Estrogen is prescribed for menopausal women for two reasons: to treat symptoms and to reduce the risk of certain diseases.
Women who have had a hysterectomy can use estrogen-only therapy (ET). Women who still have a uterus must protect its lining (endometrium) from estrogen overstimulation, which can lead to cancer of the endometrium. This requires a second hormone (progesterone or a progestin) that is available orally, as a vaginal cream or gel, or in the form of an intrauterine device.
The statistics on risks and benefits are not the same for ET as they are for combined hormone therapy using estrogen plus a progestogen (EPT). To avoid confusion, this article will focus on ET.
About 70 percent of menopausal women experience one or more symptoms. Hot flashes are one common symptom and probably the best known, but sleep disturbance, fatigue, small-joint pain, palpitations, chest pressure, short-term memory difficulties, feeling sad and/or anxious, and decreased sexual responsiveness and desire are almost as common. Symptoms may last for only a few months but for half of those with symptoms, they persist five to 10 years or even longer. Estrogen therapy (ET) is very effective at controlling menopausal symptoms.
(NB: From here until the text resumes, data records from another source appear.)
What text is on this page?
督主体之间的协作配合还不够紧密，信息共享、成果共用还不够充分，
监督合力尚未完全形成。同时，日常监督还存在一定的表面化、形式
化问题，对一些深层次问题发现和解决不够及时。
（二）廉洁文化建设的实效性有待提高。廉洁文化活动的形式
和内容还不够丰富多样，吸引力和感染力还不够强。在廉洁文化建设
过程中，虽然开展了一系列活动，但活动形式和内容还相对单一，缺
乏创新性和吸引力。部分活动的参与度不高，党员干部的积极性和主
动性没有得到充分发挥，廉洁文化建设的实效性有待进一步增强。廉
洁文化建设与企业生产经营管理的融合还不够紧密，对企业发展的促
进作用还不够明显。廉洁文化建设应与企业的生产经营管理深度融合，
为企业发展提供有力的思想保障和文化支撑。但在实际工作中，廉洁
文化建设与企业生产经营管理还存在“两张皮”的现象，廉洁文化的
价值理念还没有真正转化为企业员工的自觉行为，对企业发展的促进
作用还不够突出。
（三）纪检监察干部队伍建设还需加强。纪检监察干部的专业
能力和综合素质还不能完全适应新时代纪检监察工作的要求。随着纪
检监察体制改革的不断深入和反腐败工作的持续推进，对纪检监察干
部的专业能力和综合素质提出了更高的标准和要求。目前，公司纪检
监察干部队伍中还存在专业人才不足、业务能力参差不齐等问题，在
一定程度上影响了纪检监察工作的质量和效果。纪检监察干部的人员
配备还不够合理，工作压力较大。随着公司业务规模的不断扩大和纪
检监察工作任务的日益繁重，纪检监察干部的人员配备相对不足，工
The marked decline in estrogen production that occurs with menopause contributes to the development of certain diseases: atherosclerosis (a disease leading to heart attacks); osteoporosis (which can lead to bone fractures); atrophy (shrinkage) of vulva and vagina leading to urinary and sexual problems. There is also evidence that estrogen deficiency influences the development of mood disorders and brain changes that can lead to Alzheimer’s disease (AD).
ET for Disease Prevention
- Bone loss: Significant bone loss occurs in at least 40 percent of women at menopause. Rapid bone loss can result in a decrease by as much as 10 percent of their total bone mass by the time of their last period. Unchecked, bone loss leads to osteoporosis and bone fracture. When ET is started as soon as there is evidence of estrogen deficiency, bone density is maintained.
- Atrophy of the vulva and vagina (VVA): Systemic ET usually prevents shrinkage of these tissues and can reverse even severe atrophy. But sometimes, locally-applied estrogen needs to be added. Unchecked, atrophy leads to vaginal dryness, pain with intercourse, and recurrent urinary problems.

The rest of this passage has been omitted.